4chan banned similiar images

[Pingh]

A while ago it was a common thread on 4chan to have torrents hidden within rar files appended to jpgs. This lead to massive amount of virus infected files being uploaded. 4chan banned images that it could detect rar headers within. I can imagine similar practices would be up and about on other image boards as well.

Why not just use slashdot instead?

[goombah99]

It won't work as intended but not for the reason you say. Regardless of whether it's steganongrphyically encoded or not, this is just amtter of detectability to the eye.

let's work through the logic:
        If a firefox plugin and retreive the torrent then so can any image hosting site. all reputable ones will decline to host those images. the torrents might be legal ones, but the image hosting sites will not see it valuable to their bussiness model to offer a service which might be hosting links to tainted goods.

      if the encoding is done is some way that while a firefox plugin can easily recover a code that represents a torrent but you can't tell from the code if it is a torrent (without say actually trying it out) then you will have to have some other signifier that the image contains a valid torrent and the identity of what the torrent contains (so you can search for what you want). ANd again the image sites will decline to host those.

so you might as well just post hex encoded torrents and their plain language desciptions right to slashdot in the comments or in your journal. Anyone can then use slashdot's search feature or for that matter google with a site:slashdot.org search term to find them.

so it seems like this has no value as a means of hosting torrents.

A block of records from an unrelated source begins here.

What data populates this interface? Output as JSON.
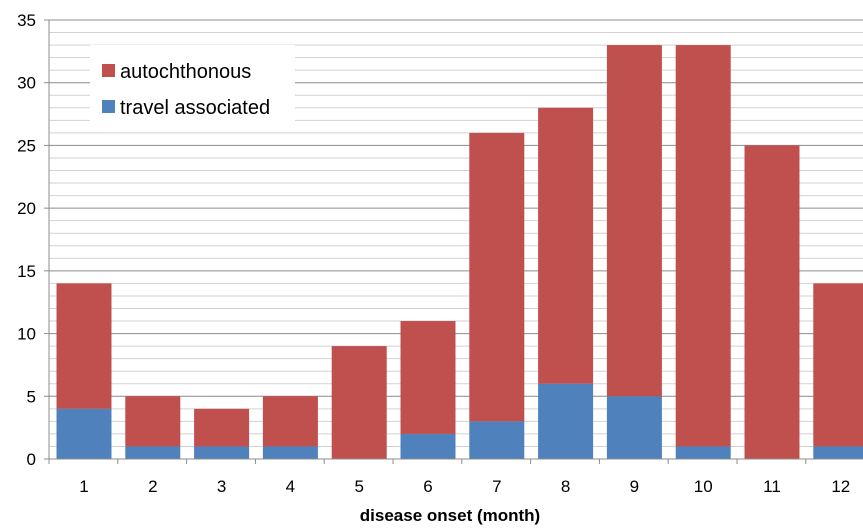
{
  "chart_data": {
    "type": "bar",
    "stacked": true,
    "title": "",
    "xlabel": "disease onset (month)",
    "ylabel": "",
    "categories": [
      "1",
      "2",
      "3",
      "4",
      "5",
      "6",
      "7",
      "8",
      "9",
      "10",
      "11",
      "12"
    ],
    "series": [
      {
        "name": "travel associated",
        "color": "#4f81bd",
        "values": [
          4,
          1,
          1,
          1,
          0,
          2,
          3,
          6,
          5,
          1,
          0,
          1
        ]
      },
      {
        "name": "autochthonous",
        "color": "#c0504d",
        "values": [
          10,
          4,
          3,
          4,
          9,
          9,
          23,
          22,
          28,
          32,
          25,
          13
        ]
      }
    ],
    "ylim": [
      0,
      35
    ],
    "yticks": [
      "0",
      "5",
      "10",
      "15",
      "20",
      "25",
      "30",
      "35"
    ],
    "minor_grid_step": 1,
    "grid": true,
    "legend": {
      "position": "top-left",
      "items": [
        "autochthonous",
        "travel associated"
      ]
    }
  }
}
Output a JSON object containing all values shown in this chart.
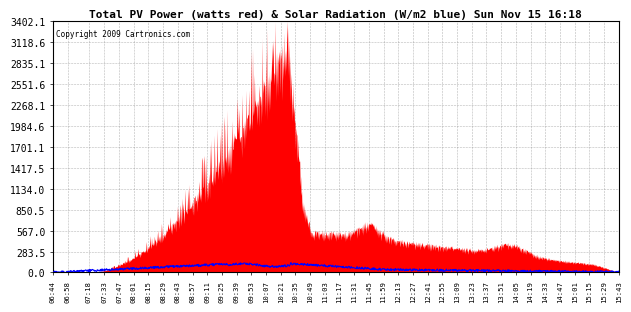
{
  "title": "Total PV Power (watts red) & Solar Radiation (W/m2 blue) Sun Nov 15 16:18",
  "copyright": "Copyright 2009 Cartronics.com",
  "bg_color": "#ffffff",
  "plot_bg_color": "#ffffff",
  "grid_color": "#888888",
  "red_color": "#ff0000",
  "blue_color": "#0000ff",
  "ymax": 3402.1,
  "ymin": 0.0,
  "yticks": [
    0.0,
    283.5,
    567.0,
    850.5,
    1134.0,
    1417.5,
    1701.1,
    1984.6,
    2268.1,
    2551.6,
    2835.1,
    3118.6,
    3402.1
  ],
  "xtick_labels": [
    "06:44",
    "06:58",
    "07:18",
    "07:33",
    "07:47",
    "08:01",
    "08:15",
    "08:29",
    "08:43",
    "08:57",
    "09:11",
    "09:25",
    "09:39",
    "09:53",
    "10:07",
    "10:21",
    "10:35",
    "10:49",
    "11:03",
    "11:17",
    "11:31",
    "11:45",
    "11:59",
    "12:13",
    "12:27",
    "12:41",
    "12:55",
    "13:09",
    "13:23",
    "13:37",
    "13:51",
    "14:05",
    "14:19",
    "14:33",
    "14:47",
    "15:01",
    "15:15",
    "15:29",
    "15:43"
  ]
}
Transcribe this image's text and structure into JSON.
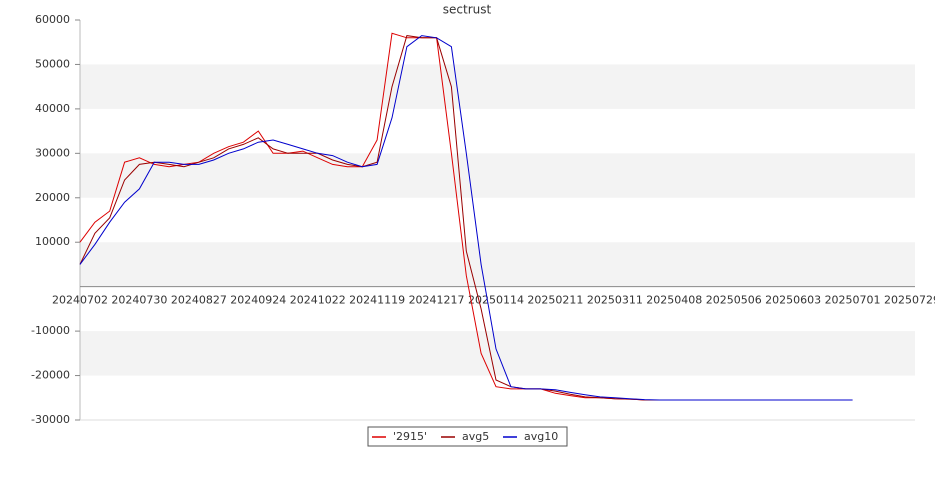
{
  "chart_data": {
    "type": "line",
    "title": "sectrust",
    "categories": [
      "20240702",
      null,
      null,
      null,
      "20240730",
      null,
      null,
      null,
      "20240827",
      null,
      null,
      null,
      "20240924",
      null,
      null,
      null,
      "20241022",
      null,
      null,
      null,
      "20241119",
      null,
      null,
      null,
      "20241217",
      null,
      null,
      null,
      "20250114",
      null,
      null,
      null,
      "20250211",
      null,
      null,
      null,
      "20250311",
      null,
      null,
      null,
      "20250408",
      null,
      null,
      null,
      "20250506",
      null,
      null,
      null,
      "20250603",
      null,
      null,
      null,
      "20250701",
      null,
      null,
      null,
      "20250729"
    ],
    "series": [
      {
        "name": "'2915'",
        "color": "#dd0000",
        "values": [
          10000,
          14500,
          17000,
          28000,
          29000,
          27500,
          27000,
          27500,
          28000,
          30000,
          31500,
          32500,
          35000,
          30000,
          30000,
          30500,
          29000,
          27500,
          27000,
          27000,
          33000,
          57000,
          56000,
          56000,
          56000,
          30000,
          2500,
          -15000,
          -22500,
          -23000,
          -23000,
          -23000,
          -24000,
          -24500,
          -25000,
          -25000,
          -25200,
          -25300,
          -25500,
          -25500,
          null,
          null,
          null,
          null,
          null,
          null,
          null,
          null,
          null,
          null,
          null,
          null,
          null,
          null,
          null,
          null,
          null
        ]
      },
      {
        "name": "avg5",
        "color": "#990000",
        "values": [
          5000,
          12000,
          15500,
          24000,
          27500,
          28000,
          27500,
          27000,
          28000,
          29000,
          31000,
          32000,
          33500,
          31000,
          30000,
          30000,
          30000,
          28500,
          27500,
          27000,
          28000,
          45000,
          56500,
          56000,
          56000,
          45000,
          8000,
          -5000,
          -21000,
          -22500,
          -23000,
          -23000,
          -23500,
          -24200,
          -24800,
          -25000,
          -25200,
          -25300,
          -25500,
          -25500,
          null,
          null,
          null,
          null,
          null,
          null,
          null,
          null,
          null,
          null,
          null,
          null,
          null,
          null,
          null,
          null,
          null
        ]
      },
      {
        "name": "avg10",
        "color": "#0000cc",
        "values": [
          5000,
          9500,
          14500,
          19000,
          22000,
          28000,
          28000,
          27500,
          27500,
          28500,
          30000,
          31000,
          32500,
          33000,
          32000,
          31000,
          30000,
          29500,
          28000,
          27000,
          27500,
          38000,
          54000,
          56500,
          56000,
          54000,
          30000,
          5000,
          -14000,
          -22500,
          -23000,
          -23000,
          -23200,
          -23800,
          -24300,
          -24800,
          -25000,
          -25200,
          -25400,
          -25500,
          -25500,
          -25500,
          -25500,
          -25500,
          -25500,
          -25500,
          -25500,
          -25500,
          -25500,
          -25500,
          -25500,
          -25500,
          -25500,
          null,
          null,
          null,
          null
        ]
      }
    ],
    "ylim": [
      -30000,
      60000
    ],
    "yticks": [
      -30000,
      -20000,
      -10000,
      10000,
      20000,
      30000,
      40000,
      50000,
      60000
    ],
    "grid": true,
    "legend": "bottom"
  }
}
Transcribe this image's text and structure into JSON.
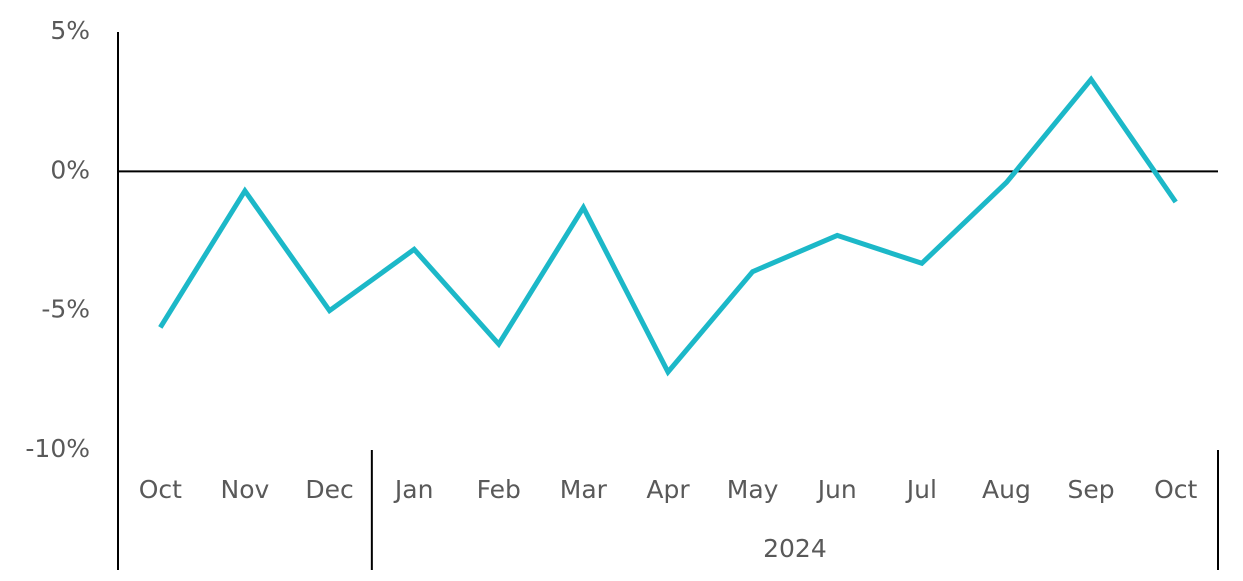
{
  "chart_data": {
    "type": "line",
    "categories": [
      "Oct",
      "Nov",
      "Dec",
      "Jan",
      "Feb",
      "Mar",
      "Apr",
      "May",
      "Jun",
      "Jul",
      "Aug",
      "Sep",
      "Oct"
    ],
    "x_groups": [
      {
        "label": null,
        "count": 3
      },
      {
        "label": "2024",
        "count": 10
      }
    ],
    "series": [
      {
        "name": null,
        "color": "#1cb8c8",
        "values": [
          -5.6,
          -0.7,
          -5.0,
          -2.8,
          -6.2,
          -1.3,
          -7.2,
          -3.6,
          -2.3,
          -3.3,
          -0.4,
          3.3,
          -1.1
        ]
      }
    ],
    "ylim": [
      -10,
      5
    ],
    "yticks": [
      {
        "value": 5,
        "label": "5%"
      },
      {
        "value": 0,
        "label": "0%"
      },
      {
        "value": -5,
        "label": "-5%"
      },
      {
        "value": -10,
        "label": "-10%"
      }
    ],
    "zero_line": true
  }
}
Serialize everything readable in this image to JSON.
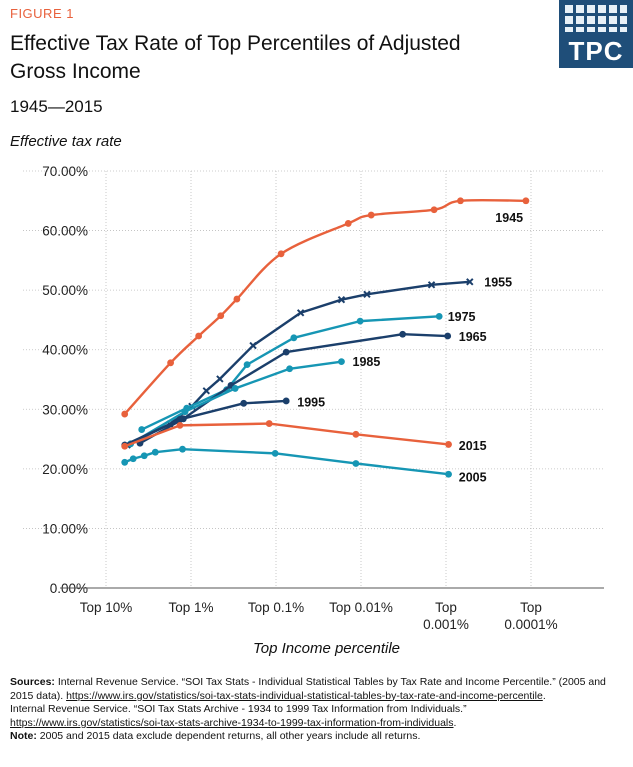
{
  "header": {
    "figure_label": "FIGURE 1",
    "title": "Effective Tax Rate of Top Percentiles of Adjusted Gross Income",
    "subtitle": "1945—2015",
    "logo_text": "TPC"
  },
  "chart_data": {
    "type": "line",
    "title": "Effective Tax Rate of Top Percentiles of Adjusted Gross Income",
    "ylabel": "Effective tax rate",
    "xlabel": "Top Income percentile",
    "ylim": [
      0,
      70
    ],
    "yticks": [
      0,
      10,
      20,
      30,
      40,
      50,
      60,
      70
    ],
    "ytick_labels": [
      "0.00%",
      "10.00%",
      "20.00%",
      "30.00%",
      "40.00%",
      "50.00%",
      "60.00%",
      "70.00%"
    ],
    "x_scale": "log-percentile (0 = Top 10%, 5 = Top 0.0001%)",
    "xlim": [
      0,
      5
    ],
    "xticks": [
      0,
      1,
      2,
      3,
      4,
      5
    ],
    "xtick_labels": [
      [
        "Top 10%"
      ],
      [
        "Top 1%"
      ],
      [
        "Top 0.1%"
      ],
      [
        "Top 0.01%"
      ],
      [
        "Top",
        "0.001%"
      ],
      [
        "Top",
        "0.0001%"
      ]
    ],
    "series": [
      {
        "name": "1945",
        "color": "#e8613c",
        "curve": true,
        "marker": "circle",
        "x": [
          0.22,
          0.76,
          1.09,
          1.35,
          1.54,
          2.06,
          2.85,
          3.12,
          3.86,
          4.17,
          4.94
        ],
        "y": [
          29.2,
          37.8,
          42.3,
          45.7,
          48.5,
          56.1,
          61.2,
          62.6,
          63.5,
          65.0,
          65.0
        ]
      },
      {
        "name": "1955",
        "color": "#1b3f6b",
        "curve": false,
        "marker": "x",
        "x": [
          0.25,
          0.75,
          1.01,
          1.18,
          1.34,
          1.73,
          2.29,
          2.77,
          3.07,
          3.83,
          4.28
        ],
        "y": [
          24.0,
          27.5,
          30.5,
          33.1,
          35.1,
          40.7,
          46.2,
          48.4,
          49.3,
          50.9,
          51.4
        ]
      },
      {
        "name": "1975",
        "color": "#1696b4",
        "curve": false,
        "marker": "circle",
        "x": [
          0.42,
          0.95,
          1.42,
          1.66,
          2.21,
          2.99,
          3.92
        ],
        "y": [
          26.6,
          30.2,
          33.3,
          37.5,
          42.0,
          44.8,
          45.6
        ]
      },
      {
        "name": "1965",
        "color": "#1b3f6b",
        "curve": false,
        "marker": "circle",
        "x": [
          0.4,
          0.91,
          1.47,
          2.12,
          3.49,
          4.02
        ],
        "y": [
          24.3,
          28.4,
          34.0,
          39.6,
          42.6,
          42.3
        ]
      },
      {
        "name": "1985",
        "color": "#1696b4",
        "curve": false,
        "marker": "circle",
        "x": [
          0.29,
          0.93,
          1.52,
          2.16,
          2.77
        ],
        "y": [
          24.2,
          29.6,
          33.5,
          36.8,
          38.0
        ]
      },
      {
        "name": "1995",
        "color": "#1b3f6b",
        "curve": false,
        "marker": "circle",
        "x": [
          0.22,
          0.87,
          1.62,
          2.12
        ],
        "y": [
          24.0,
          28.3,
          31.0,
          31.4
        ]
      },
      {
        "name": "2015",
        "color": "#e8613c",
        "curve": false,
        "marker": "circle",
        "x": [
          0.22,
          0.87,
          1.92,
          2.94,
          4.03
        ],
        "y": [
          23.8,
          27.3,
          27.6,
          25.8,
          24.1
        ]
      },
      {
        "name": "2005",
        "color": "#1696b4",
        "curve": false,
        "marker": "circle",
        "x": [
          0.22,
          0.32,
          0.45,
          0.58,
          0.9,
          1.99,
          2.94,
          4.03
        ],
        "y": [
          21.1,
          21.7,
          22.2,
          22.8,
          23.3,
          22.6,
          20.9,
          19.1
        ]
      }
    ],
    "series_labels": [
      {
        "name": "1945",
        "x": 4.58,
        "y": 62.2
      },
      {
        "name": "1955",
        "x": 4.45,
        "y": 51.4
      },
      {
        "name": "1975",
        "x": 4.02,
        "y": 45.6
      },
      {
        "name": "1965",
        "x": 4.15,
        "y": 42.2
      },
      {
        "name": "1985",
        "x": 2.9,
        "y": 38.0
      },
      {
        "name": "1995",
        "x": 2.25,
        "y": 31.2
      },
      {
        "name": "2015",
        "x": 4.15,
        "y": 23.9
      },
      {
        "name": "2005",
        "x": 4.15,
        "y": 18.6
      }
    ]
  },
  "notes": {
    "sources_label": "Sources:",
    "source1": "Internal Revenue Service. “SOI Tax Stats - Individual Statistical Tables by Tax Rate and Income Percentile.”  (2005 and 2015 data).",
    "source1_link": "https://www.irs.gov/statistics/soi-tax-stats-individual-statistical-tables-by-tax-rate-and-income-percentile",
    "source2": "Internal Revenue Service. “SOI Tax Stats Archive - 1934 to 1999 Tax Information from Individuals.”",
    "source2_link": "https://www.irs.gov/statistics/soi-tax-stats-archive-1934-to-1999-tax-information-from-individuals",
    "note_label": "Note:",
    "note": "2005 and 2015 data exclude dependent returns, all other years include all returns."
  }
}
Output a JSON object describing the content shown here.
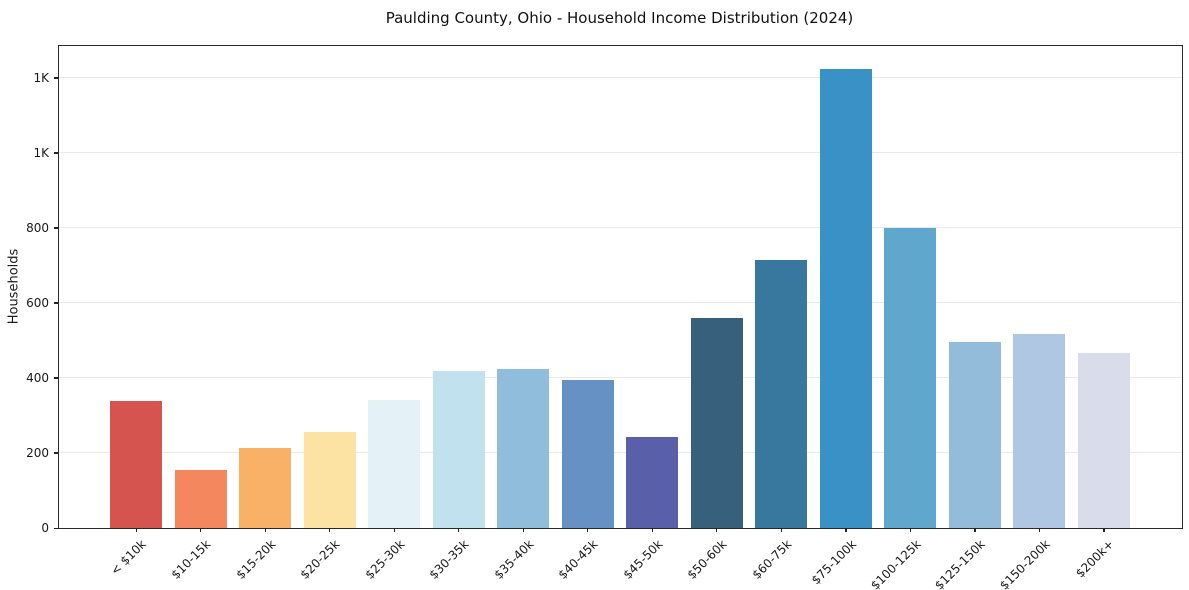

Now it does have two uses one legitimate and one not. it could be just a conveinet way to pass around a torrent assoiciated with an image all in one handy container (kind of like a bussiness card printed on a mini-cd). nd it could be a way for someone to establish plausible deniability that they were posting a torrent. e.g. a blog post deploring the loss of revenue for Metalica with a picture of the band's latest almbum that happens to hide a torrent for that albumn. ("oh the irony, I just grabbed that image off google images and little did I know that particular one held a torrent. wink wink")

Re:Why not just use slashdot instead?

[elashish14]

Parent is wise. It would be easy for any image hosting site to detect something like this. They would just have to scan it as they receive it. Nobody wins when you just encode it using a simple straightforward and one-time algorithm.

What the authors need to do is provide some sort of key to decoding the torrent file. Instead of creating an entire image of it, they should instead take a standard image, and use some cypher method that would slightly distort the it (blur, stretch, etc.) in some way that would allow recovery of the torrent data. Then it wouldn't be obvious to the naked eye and you could just post the information necessary to decode the information from some other location. But is this worth the effort when torrents are still easy to find? Probably not yet, but in the future it may be.

Re:Why not just use slashdot instead?

[Sir_Lewk]

Anyone can then use slashdot's search feature

I take it you've never actually tried to use slashdot's search function.

Why limit it to torrents?

[Steve+S]

I built a utility that can be used for the same purpose back in april. http://cosmodro.me/blog/2009/apr/11/smuggle-improved/
It's a small flash movie that can encode files into pngs and decode them back. It's not limited to torrents, so you can encode any file that's less than about 16MB.

Re:Why bother to hide it at all?

[Amazing+Quantum+Man]

And if the xxAA gets the torrent from the image, they're illegally circumventing a technical protection measure!